No mar, petróleo versus conservação

Thiago Camara*
quarta-feira, 8 dezembro 2010 17:51
Lula mostra petróleo extraído da camada pré-sal em 2010. Segundo Greenpeace, áreas de exploração estão em zonas prioritárias de conservação. Foto: Agência Brasil.

O Greenpeace Brasil lançou em São Paulo, na terça-feira, 7 de dezembro, o Atlas “Mar, Petróleo e Biodiversidade – A geografia do conflito” (clique para baixar).
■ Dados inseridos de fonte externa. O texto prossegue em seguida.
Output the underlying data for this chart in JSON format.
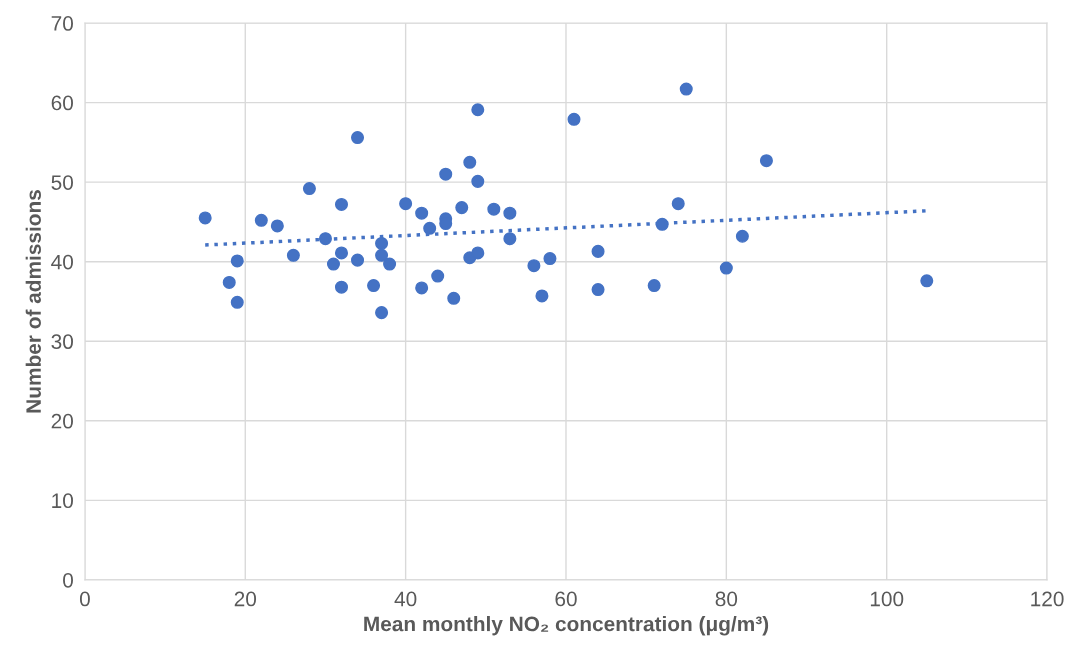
{
  "chart_data": {
    "type": "scatter",
    "xlabel": "Mean monthly NO₂ concentration (μg/m³)",
    "ylabel": "Number of admissions",
    "xlim": [
      0,
      120
    ],
    "xticks": [
      0,
      20,
      40,
      60,
      80,
      100,
      120
    ],
    "ylim": [
      0,
      70
    ],
    "yticks": [
      0,
      10,
      20,
      30,
      40,
      50,
      60,
      70
    ],
    "grid": true,
    "marker": "circle",
    "series": [
      {
        "color": "#4472c4",
        "x": [
          15,
          18,
          19,
          19,
          22,
          24,
          26,
          28,
          30,
          32,
          32,
          31,
          32,
          34,
          34,
          36,
          37,
          37,
          38,
          37,
          40,
          42,
          49,
          61,
          48,
          45,
          49,
          42,
          47,
          51,
          53,
          45,
          45,
          43,
          53,
          48,
          49,
          56,
          58,
          44,
          46,
          57,
          64,
          64,
          75,
          85,
          74,
          72,
          82,
          80,
          71,
          105
        ],
        "values": [
          45.5,
          37.4,
          40.1,
          34.9,
          45.2,
          44.5,
          40.8,
          49.2,
          42.9,
          47.2,
          41.1,
          39.7,
          36.8,
          55.6,
          40.2,
          37.0,
          42.3,
          40.8,
          39.7,
          33.6,
          47.3,
          36.7,
          59.1,
          57.9,
          52.5,
          51.0,
          50.1,
          46.1,
          46.8,
          46.6,
          46.1,
          45.4,
          44.8,
          44.2,
          42.9,
          40.5,
          41.1,
          39.5,
          40.4,
          38.2,
          35.4,
          35.7,
          41.3,
          36.5,
          61.7,
          52.7,
          47.3,
          44.7,
          43.2,
          39.2,
          37.0,
          37.6
        ]
      },
      {
        "type": "line",
        "color": "#4472c4",
        "line_style": "dotted",
        "marker": "none",
        "x": [
          15,
          105
        ],
        "values": [
          42.1,
          46.4
        ]
      }
    ]
  }
}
O conflito no título é o próprio avanço na direção de exploração excessiva de recursos no mar. Cruzando dados dos Ministérios do Meio Ambiente e de Minas e Energia, a ONG revelou que em 2007, cerca de 44% da extensão total da zona marinha do Brasil é área prioritária para a conservação da biodiversidade, mas só 2,57% dessas áreas já foram transformadas em unidades de conservação federal. Por outro lado, a exploração e a produção de gás e óleo foi presenteada, até agora, com 8,77% de áreas que deveriam ser transformadas em áreas marinhas protegidas.

“O Greenpeace está propondo que sejam criadas 30% de áreas protegidas marinhas, na nossa região costeira, dentro da nossa Zona Econômica Exclusiva, para garantir que a natureza, os recursos vivos marinhos, tenham espaço e tempo para se recuperar dos impactos a que eles já estão sendo submetidos. E que seja feito um ordenamento territorial marinho para que a riqueza possa ser explorada de uma forma sustentável”, explica Leandra Gonçalves, uma das autoras do Atlas do Greenpeace.

O anúncio da descoberta das reservas do pré-sal é preocupante, diz ela. “Porque considerar a atividade econômica da exploração de um combustível fóssil “uma dádiva divina”?, como disse nossa presidente eleita Dilma Roussef. Muitos países se desenvolveram com base nessa energia suja e hoje estão tendo que propor metas avançadas para a redução das suas emissões de CO2. O Brasil tem um potencial de, neste momento, dar um salto tecnológico e migrar para uma matriz energética mais limpa e renovável”, critica a coordenadora da Campanha de Oceanos do Greenpeace Brasil.

As regiões litorâneas são apresentadas em sua biodiversidade e ameaças que comprometem a vida marinha brasileira, como concessões estaduais das águas, obras de infra-estrutura e ainda uma indústria pesqueira ainda tímida. A linguagem é fácil e acessível, mas a ambição da ONG pode encontrar resistências no ano que virá. “Temos planos de utilizar esse material, que tem uma linguagem pouco técnica, para levar essas informações às ruas. Nosso desejo é que haja de fato uma mobilização da sociedade demandando dos nossos órgãos governamentais uma nova forma de desenvolvimento. Queremos ainda marcar uma série de reuniões que serão agendadas para 2011. Para que os atores envolvidos no ordenamento territorial marinho possam sentar-se a mesma mesa para discutir de que forma a gente propõe e compatibiliza o desenvolvimento econômico com a conservação da biodiversidade”, revela Leandra Gonçalves.